The Watershed Watch Salmon Society (WWSS) are raising concern after Department of Fisheries and Oceans Canada (DFO) data showed a spike in wild fish killed in B.C. salmon farming operations. 

The DFO data shows that more than 800,000 wild fish – mostly herring – were reported killed in open-net pen farming operations in 2022, a significant increase over previous years.

“We’re seeing unprecedented levels of wild fish caught and killed by the salmon farming industry, and that’s a great concern,” Stan Proboszcz, senior scientist with WWSS was quoted by the CBC.

One company operating in the area, Cermaq, said in a statement that efforts are underway to significantly mitigate incidental catches. They also attribute the higher numbers of wild fish kills to abnormally high numbers of herring in the area, which DFO have confirmed.


“DFO saw an increase in estimated spawning abundance in 2023 which was likely preceded in 2022 by an increase in juvenile herring abundance which typically inhabits the nearshore areas,” said a DFO spokesperson.

Concern was also raised regarding the use of hydrolicing machines, which power wash farmed salmon to remove parasites, accompanied by stories of smaller fish like herring getting caught in the machines and having “their eyes blown out.” In response to these issues, DFO implemented new license conditions in March 2023 to ensure that wild fish are not impacted during sea lice treatments.

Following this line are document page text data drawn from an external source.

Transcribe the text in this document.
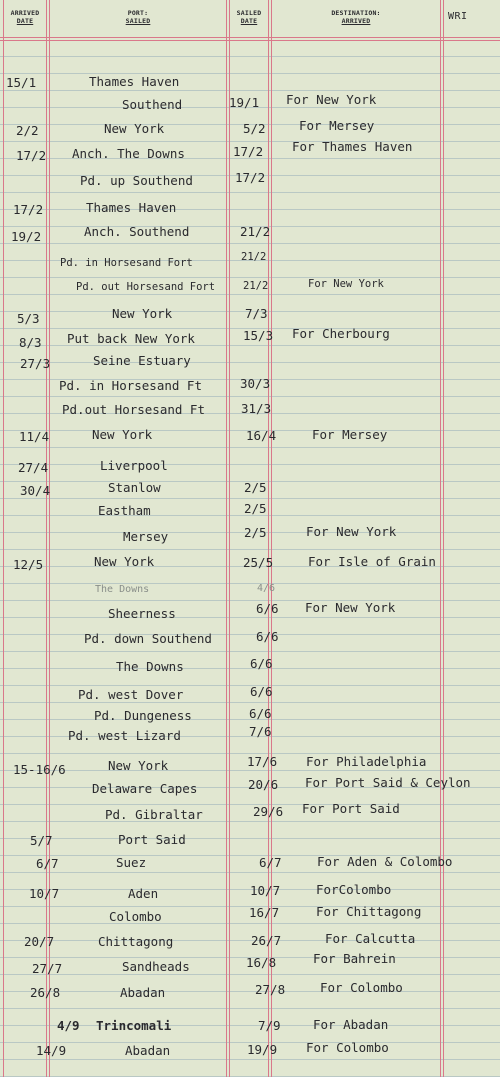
ARRIVED
DATE
PORT:
SAILED
SAILED
DATE
DESTINATION:
ARRIVED	WRI
15/1	Thames Haven
Southend	19/1 For New York
2/2	New York	5/2	For Mersey
17/2 Anch. The Downs	17/2 For Thames Haven
Pd. up Southend	17/2
17/2	Thames Haven
19/2	Anch. Southend	21/2
Pd. in Horsesand Fort	21/2
Pd. out Horsesand Fort	21/2	For New York
5/3	New York	7/3
8/3 Put back New York	15/3 For Cherbourg
27/3	Seine Estuary
Pd. in Horsesand Ft	30/3
Pd.out Horsesand Ft	31/3
11/4	New York	16/4	For Mersey
27/4	Liverpool
30/4	Stanlow	2/5
Eastham	2/5
Mersey	2/5	For New York
12/5	New York	25/5	For Isle of Grain
The Downs	4/6
Sheerness	6/6 For New York
Pd. down Southend	6/6
The Downs	6/6
Pd. west Dover	6/6
Pd. Dungeness	6/6
Pd. west Lizard	7/6
15-16/6	New York	17/6 For Philadelphia
Delaware Capes	20/6 For Port Said & Ceylon
Pd. Gibraltar	29/6 For Port Said
5/7	Port Said
6/7	Suez	6/7	For Aden & Colombo
10/7	Aden	10/7	ForColombo
Colombo	16/7	For Chittagong
20/7	Chittagong	26/7	For Calcutta
27/7	Sandheads	16/8	For Bahrein
26/8	Abadan	27/8	For Colombo
4/9 Trincomali	7/9	For Abadan
14/9	Abadan	19/9 For Colombo
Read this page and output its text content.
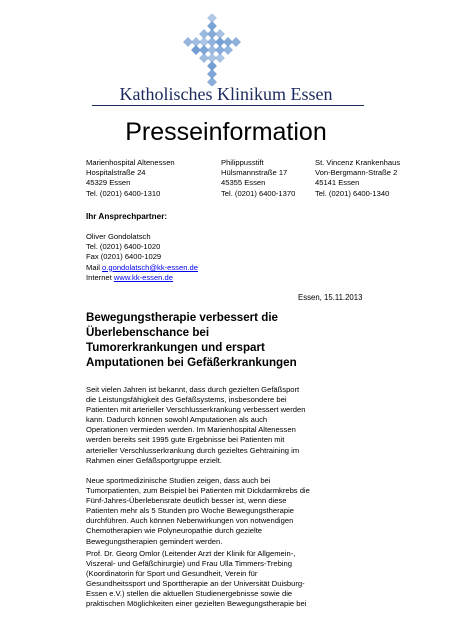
Katholisches Klinikum Essen
Presseinformation
Marienhospital Altenessen
Hospitalstraße 24
45329 Essen
Tel. (0201) 6400-1310
Philippusstift
Hülsmannstraße 17
45355 Essen
Tel. (0201) 6400-1370
St. Vincenz Krankenhaus
Von-Bergmann-Straße 2
45141 Essen
Tel. (0201) 6400-1340
Ihr Ansprechpartner:
Oliver Gondolatsch
Tel. (0201) 6400-1020
Fax (0201) 6400-1029
Mail o.gondolatsch@kk-essen.de
Internet www.kk-essen.de
Essen, 15.11.2013
Bewegungstherapie verbessert die
Überlebenschance bei
Tumorerkrankungen und erspart
Amputationen bei Gefäßerkrankungen
Seit vielen Jahren ist bekannt, dass durch gezielten Gefäßsport
die Leistungsfähigkeit des Gefäßsystems, insbesondere bei
Patienten mit arterieller Verschlusserkrankung verbessert werden
kann. Dadurch können sowohl Amputationen als auch
Operationen vermieden werden. Im Marienhospital Altenessen
werden bereits seit 1995 gute Ergebnisse bei Patienten mit
arterieller Verschlusserkrankung durch gezieltes Gehtraining im
Rahmen einer Gefäßsportgruppe erzielt.
Neue sportmedizinische Studien zeigen, dass auch bei
Tumorpatienten, zum Beispiel bei Patienten mit Dickdarmkrebs die
Fünf-Jahres-Überlebensrate deutlich besser ist, wenn diese
Patienten mehr als 5 Stunden pro Woche Bewegungstherapie
durchführen. Auch können Nebenwirkungen von notwendigen
Chemotherapien wie Polyneuropathie durch gezielte
Bewegungstherapien gemindert werden.
Prof. Dr. Georg Omlor (Leitender Arzt der Klinik für Allgemein-,
Viszeral- und Gefäßchirurgie) und Frau Ulla Timmers-Trebing
(Koordinatorin für Sport und Gesundheit, Verein für
Gesundheitssport und Sporttherapie an der Universität Duisburg-
Essen e.V.) stellen die aktuellen Studienergebnisse sowie die
praktischen Möglichkeiten einer gezielten Bewegungstherapie bei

“If those efforts fail, operators are required to stop the treatment immediately, address the issue, and report the incident to DFO,” said the DFO spokesperson. “In addition, incidental catch must now be reported quarterly by aquaculture operators instead of at the end of production cycles.”

DFO has also increased unannounced inspections and continues to monitor wild fish mortalities.